Real-world experience of remote working during the pandemic suggests that often none of these is the case.

The key takeaway (for me, anwway) from this great piece:

We derive more from our careers than simply a paycheck. We find meaning, community, and connection to others. We gain a needed context for seeing the world. We cannot completely decouple the working experience from being in the physical presence of others without causing a slow-simmering existential crisis in its participants.

That’s right IMO: and it means that anything other than a blended future (some remote plus some face-to-face working) is the only way of avoiding another neoliberal nightmare.

So who’s doing well in the pandemic?

This chart tells it all.

Last Responders: couriers of the dead

Memorable reporting by the Texas Tribune.

Juan Lopez is in the ambulance bay of a McAllen hospital, zipping a gauzy blue jumpsuit over a Polo button-down and work slacks. Two well-worn stretchers are in the back of his Cadillac Escalade, a pack of Marlboros near the gear shift.

It’s Saturday morning in South Texas, and the corpse of a 60-something-year-old needs to get to a funeral home — specifically, a refrigerated truck behind a funeral home that’s run out of storage space. The deceased coronavirus patient goes in the back of the Escalade, and Lopez heads to retrieve a body from another hospital’s morgue.

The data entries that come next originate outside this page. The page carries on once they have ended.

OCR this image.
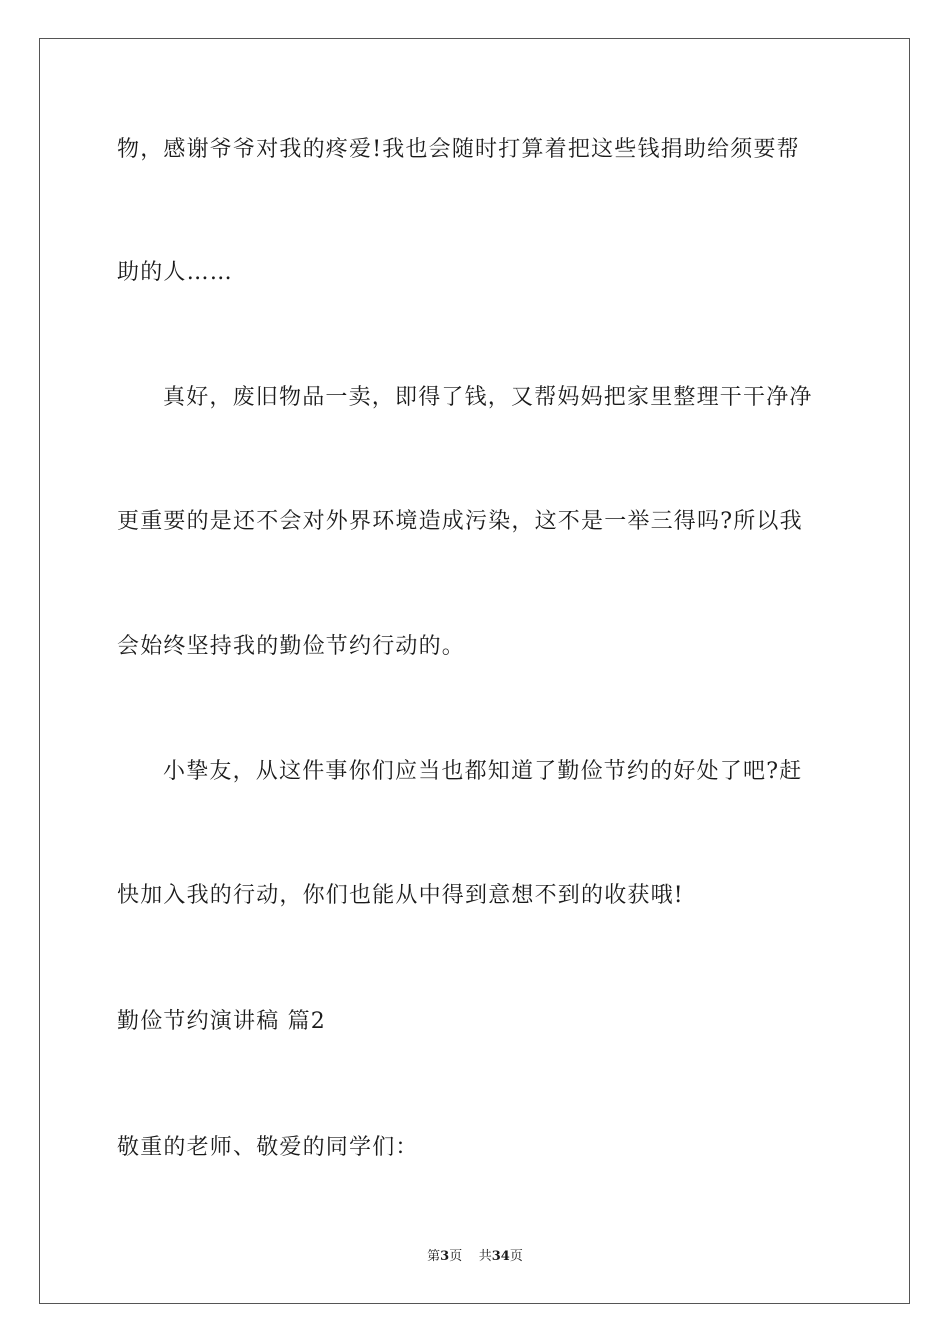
物，感谢爷爷对我的疼爱!我也会随时打算着把这些钱捐助给须要帮
助的人……
真好，废旧物品一卖，即得了钱，又帮妈妈把家里整理干干净净
更重要的是还不会对外界环境造成污染，这不是一举三得吗?所以我
会始终坚持我的勤俭节约行动的。
小挚友，从这件事你们应当也都知道了勤俭节约的好处了吧?赶
快加入我的行动，你们也能从中得到意想不到的收获哦!
勤俭节约演讲稿 篇2
敬重的老师、敬爱的同学们：
第3页 共34页
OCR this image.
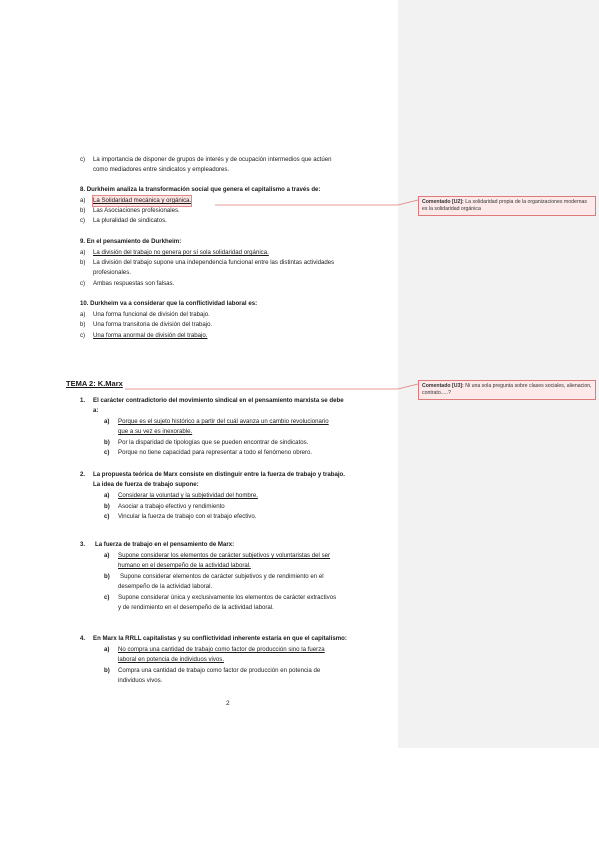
c) La importancia de disponer de grupos de interés y de ocupación intermedios que actúen
como mediadores entre sindicatos y empleadores.
8. Durkheim analiza la transformación social que genera el capitalismo a través de:
a) La Solidaridad mecánica y orgánica.
b) Las Asociaciones profesionales.
c) La pluralidad de sindicatos.
9. En el pensamiento de Durkheim:
a) La división del trabajo no genera por sí sola solidaridad orgánica.
b) La división del trabajo supone una independencia funcional entre las distintas actividades
profesionales.
c) Ambas respuestas son falsas.
10. Durkheim va a considerar que la conflictividad laboral es:
a) Una forma funcional de división del trabajo.
b) Una forma transitoria de división del trabajo.
c) Una forma anormal de división del trabajo.
TEMA 2: K.Marx
1. El carácter contradictorio del movimiento sindical en el pensamiento marxista se debe
a:
a) Porque es el sujeto histórico a partir del cuál avanza un cambio revolucionario
que a su vez es inexorable.
b) Por la disparidad de tipologías que se pueden encontrar de sindicatos.
c) Porque no tiene capacidad para representar a todo el fenómeno obrero.
2. La propuesta teórica de Marx consiste en distinguir entre la fuerza de trabajo y trabajo.
La idea de fuerza de trabajo supone:
a) Considerar la voluntad y la subjetividad del hombre.
b) Asociar a trabajo efectivo y rendimiento
c) Vincular la fuerza de trabajo con el trabajo efectivo.
3. La fuerza de trabajo en el pensamiento de Marx:
a) Supone considerar los elementos de carácter subjetivos y voluntaristas del ser
humano en el desempeño de la actividad laboral.
b) Supone considerar elementos de carácter subjetivos y de rendimiento en el
desempeño de la actividad laboral.
c) Supone considerar única y exclusivamente los elementos de carácter extractivos
y de rendimiento en el desempeño de la actividad laboral.
4. En Marx la RRLL capitalistas y su conflictividad inherente estaría en que el capitalismo:
a) No compra una cantidad de trabajo como factor de producción sino la fuerza
laboral en potencia de individuos vivos.
b) Compra una cantidad de trabajo como factor de producción en potencia de
individuos vivos.
2
Comentado [U2]: La solidaridad propia de la organizaciones modernas es la solidaridad orgánica
Comentado [U3]: Ni una sola pregunta sobre clases sociales, alienacion, contrato.....?
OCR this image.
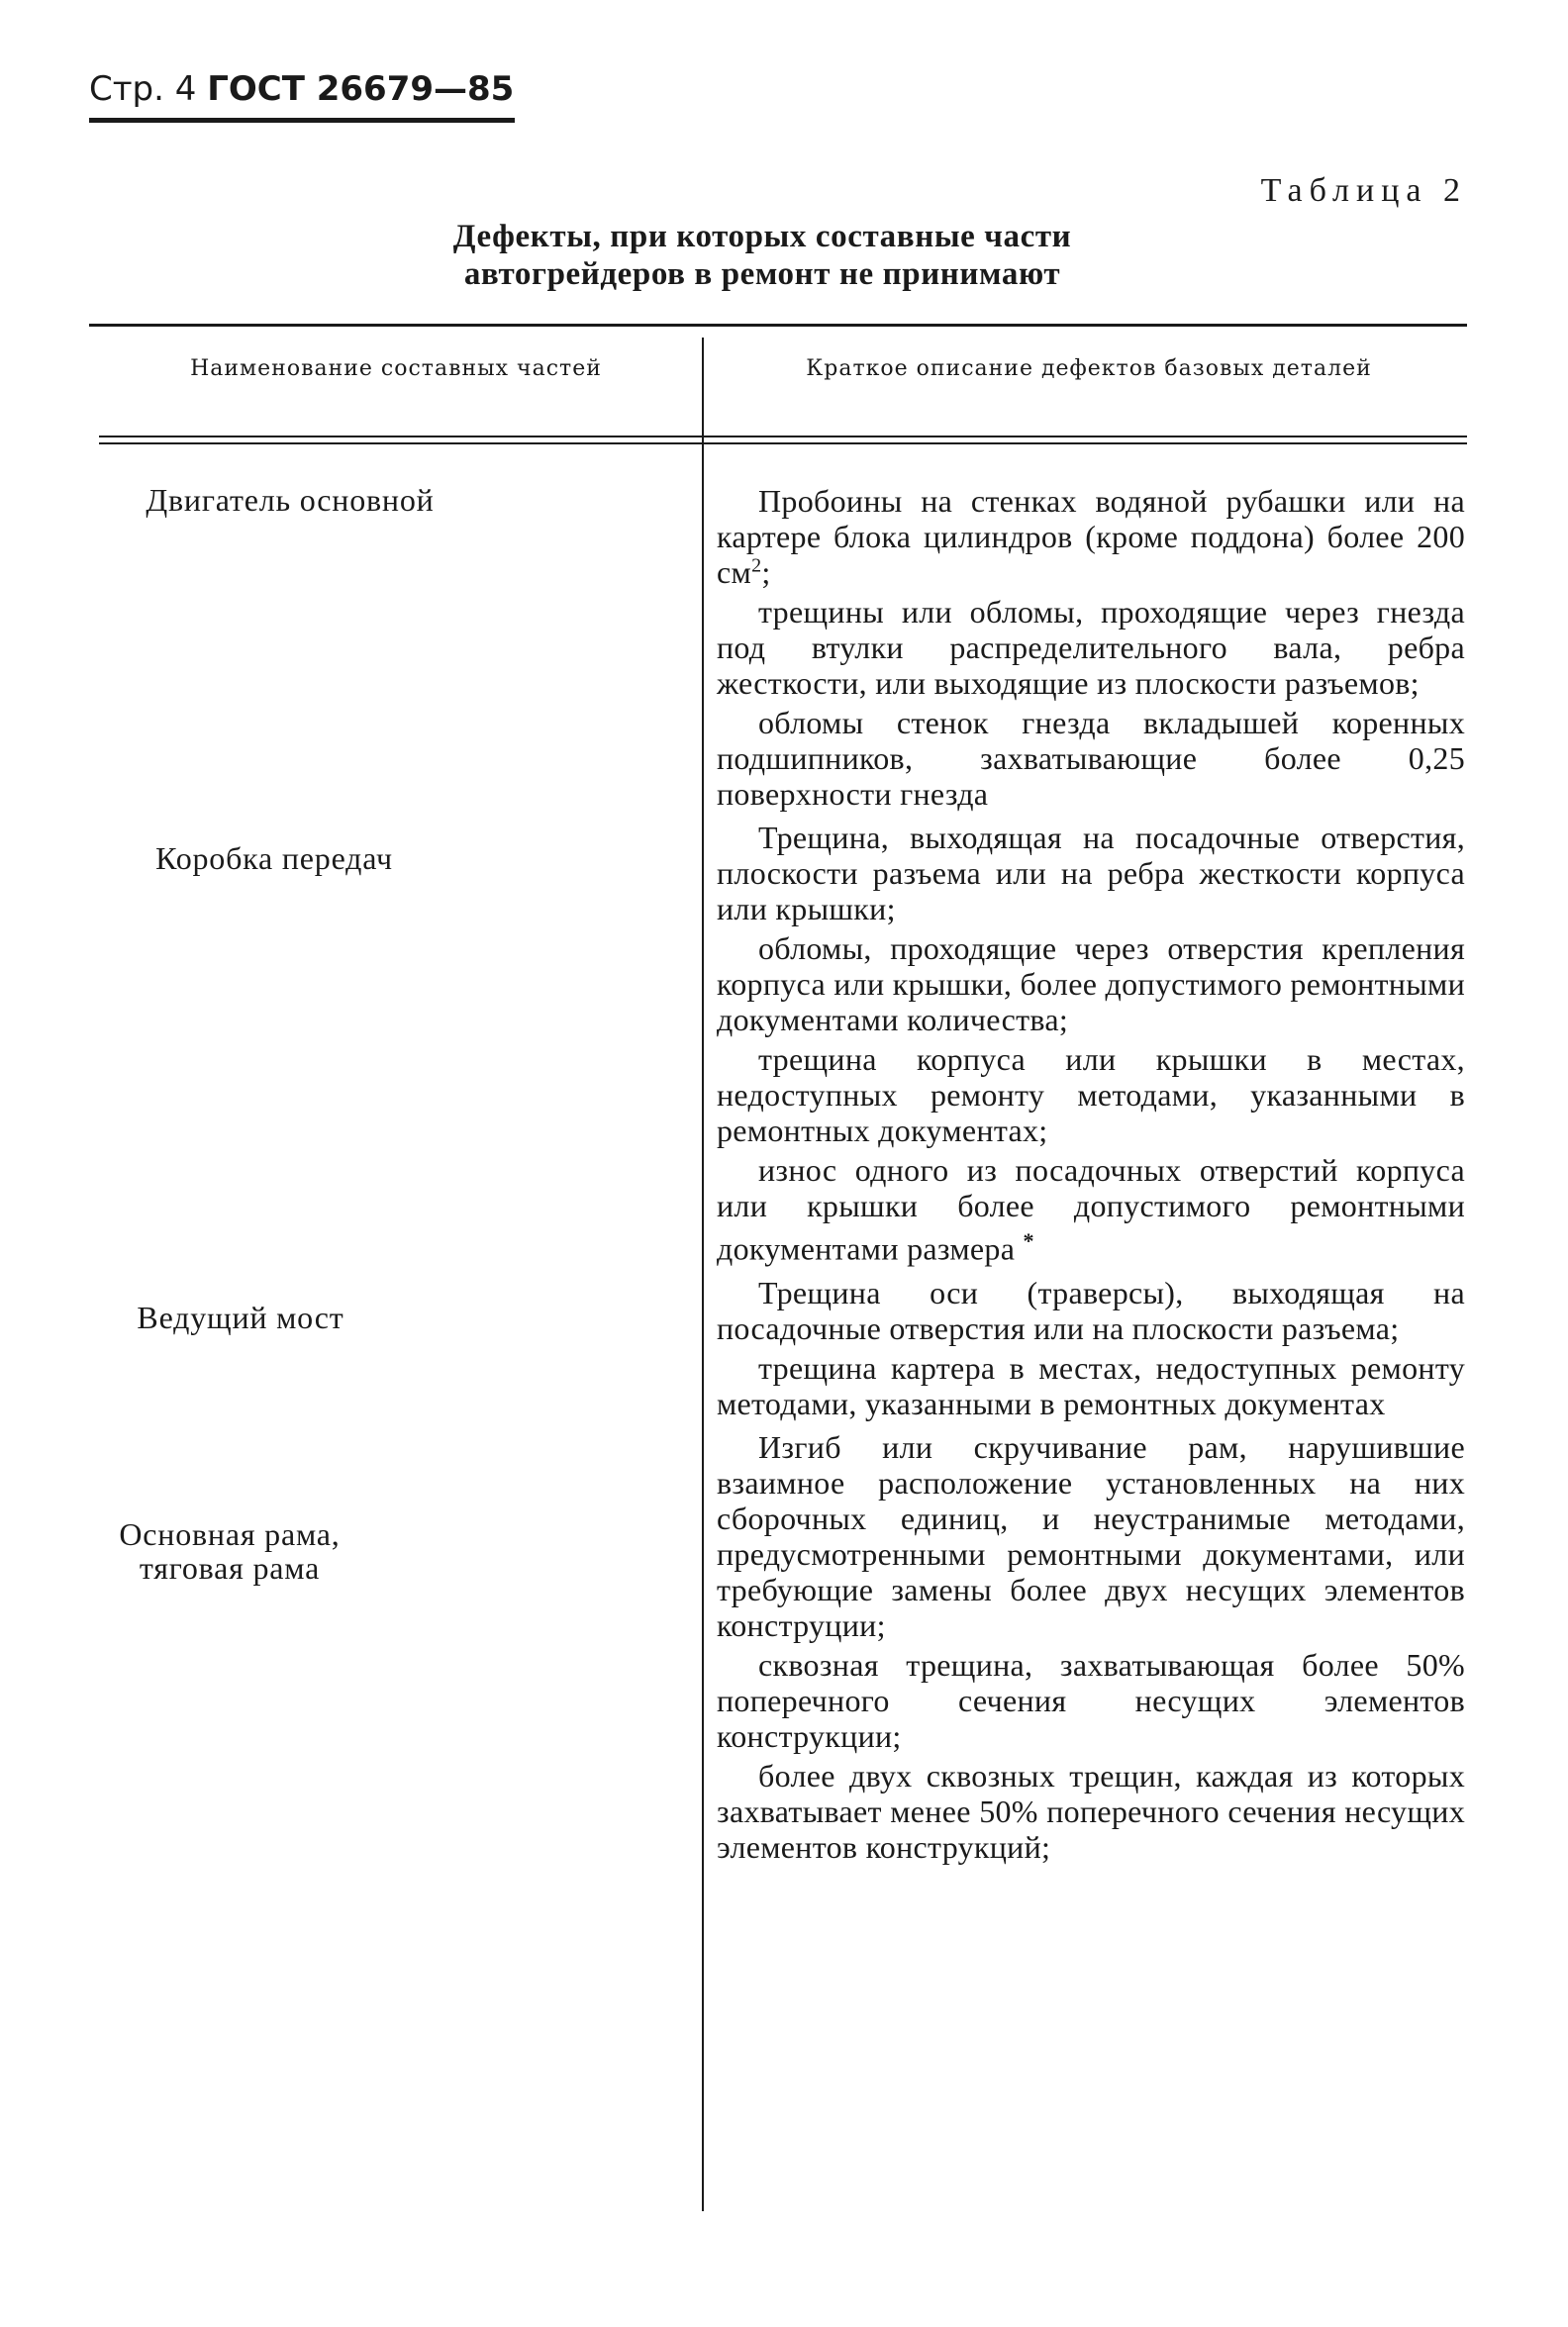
Стр. 4 ГОСТ 26679—85
Таблица 2
Дефекты, при которых составные части
автогрейдеров в ремонт не принимают
Наименование составных частей	Краткое описание дефектов базовых деталей
Двигатель основной
Коробка передач
Ведущий мост
Основная рама,
тяговая рама

Пробоины на стенках водяной рубашки или на картере блока цилиндров (кроме поддона) более 200 $см^2$;

трещины или обломы, проходящие через гнезда под втулки распределительного вала, ребра жесткости, или выходящие из плоскости разъемов;

обломы стенок гнезда вкладышей коренных подшипников, захватывающие более 0,25 поверхности гнезда

Трещина, выходящая на посадочные отверстия, плоскости разъема или на ребра жесткости корпуса или крышки;

обломы, проходящие через отверстия крепления корпуса или крышки, более допустимого ремонтными документами количества;

трещина корпуса или крышки в местах, недоступных ремонту методами, указанными в ремонтных документах;

износ одного из посадочных отверстий корпуса или крышки более допустимого ремонтными документами размера *

Трещина оси (траверсы), выходящая на посадочные отверстия или на плоскости разъема;

трещина картера в местах, недоступных ремонту методами, указанными в ремонтных документах

Изгиб или скручивание рам, нарушившие взаимное расположение установленных на них сборочных единиц, и неустранимые методами, предусмотренными ремонтными документами, или требующие замены более двух несущих элементов конструции;

сквозная трещина, захватывающая более 50% поперечного сечения несущих элементов конструкции;

более двух сквозных трещин, каждая из которых захватывает менее 50% поперечного сечения несущих элементов конструкций;
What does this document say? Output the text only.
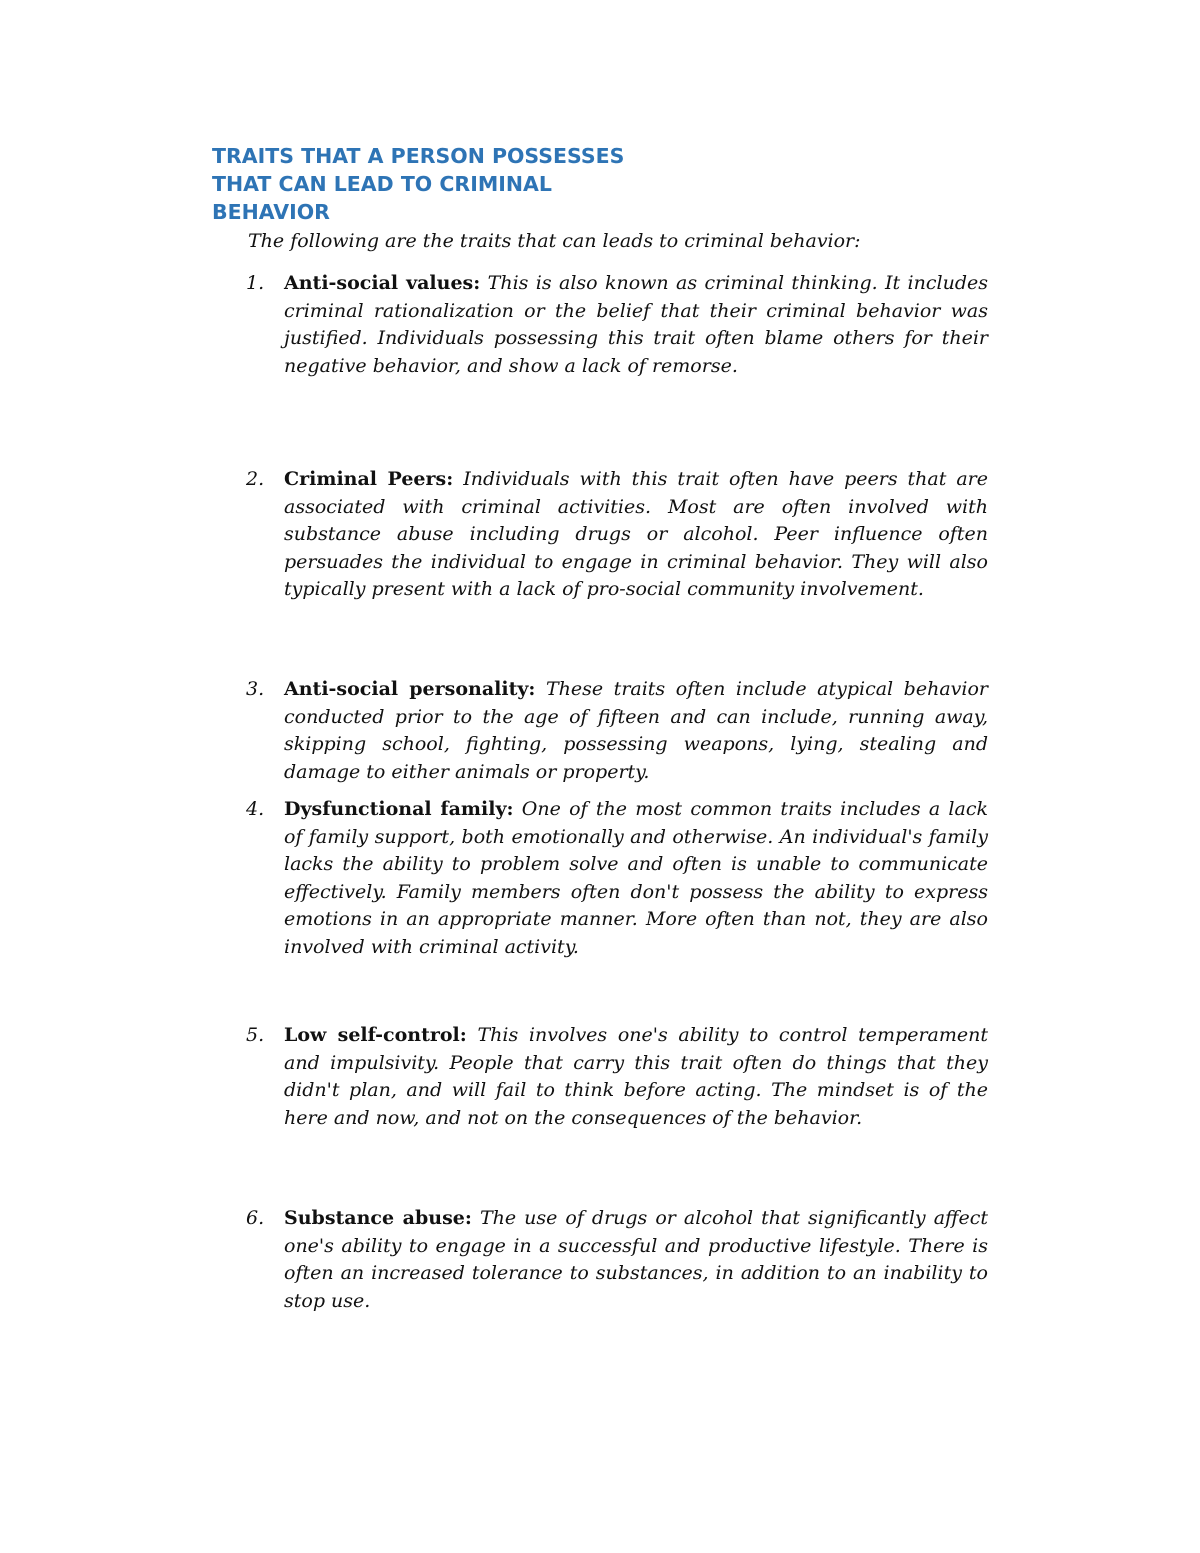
TRAITS THAT A PERSON POSSESSES
THAT CAN LEAD TO CRIMINAL
BEHAVIOR
The following are the traits that can leads to criminal behavior:
1. Anti-social values: This is also known as criminal thinking. It includes criminal rationalization or the belief that their criminal behavior was justified. Individuals possessing this trait often blame others for their negative behavior, and show a lack of remorse.
2. Criminal Peers: Individuals with this trait often have peers that are associated with criminal activities. Most are often involved with substance abuse including drugs or alcohol. Peer influence often persuades the individual to engage in criminal behavior. They will also typically present with a lack of pro-social community involvement.
3. Anti-social personality: These traits often include atypical behavior conducted prior to the age of fifteen and can include, running away, skipping school, fighting, possessing weapons, lying, stealing and damage to either animals or property.
4. Dysfunctional family: One of the most common traits includes a lack of family support, both emotionally and otherwise. An individual's family lacks the ability to problem solve and often is unable to communicate effectively. Family members often don't possess the ability to express emotions in an appropriate manner. More often than not, they are also involved with criminal activity.
5. Low self-control: This involves one's ability to control temperament and impulsivity. People that carry this trait often do things that they didn't plan, and will fail to think before acting. The mindset is of the here and now, and not on the consequences of the behavior.
6. Substance abuse: The use of drugs or alcohol that significantly affect one's ability to engage in a successful and productive lifestyle. There is often an increased tolerance to substances, in addition to an inability to stop use.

These are the first jobs of the day — and far from the last. Lopez will pick up 16 bodies Saturday, wake up at 2 a.m. Sunday and transport 22 more, including a husband and wife both infected with the virus.

Lopez, 45, is a courier of the dead, contracting with funeral homes and the county to pick up and deliver bodies. In normal times, he handled around 10 jobs a week. But this isn’t a normal time.

Wonderful reporting.

Frequent, Fast, and Cheap is Better than Sensitive

From Alex Tabarrok on Marginal Revolution:

A number of firms have developed cheap, paper-strip tests for coronavirus that report results at-home in about 15 minutes but they have yet to be approved for use by the FDA because the FDA appears to be demanding that all tests reach accuracy levels similar to the PCR test. This is another deadly FDA mistake.

The PCR tests can discover virus at significantly lower concentration levels than the cheap tests but that extra sensitivity doesn’t matter much in practice. Why not? First, at the lowest levels that the PCR test can detect, the person tested probably isn’t infectious. The cheap test is better at telling whether you are infectious than whether you are infected but the former is what we need to know to open schools and workplaces. Second, the virus grows so quickly that the time period in which the PCR tests outperforms the cheap test is as little as a day or two. Third, the PCR tests are taking days or even a week or more to report which means the results are significantly outdated and less actionable by the time they are reported.

The fundamental issue is this: if a test is cheap and fast we shouldn’t compare it head to head against the PCR test. Instead, we should compare test regimes. A strip test could cost $5 which means you can do one per day for the same price as a PCR test (say $35). Thus, the right comparison is seven cheap tests with one PCR test.

Spot on. This is the same as with the ridiculous reluctance to use face-masks: the best (peer-reviewed) being the enemy of the good. Cheap, rapid strip-tests could be really useful at this stage of the pandemic. Not perfect. But useful. So why don’t we have them — now?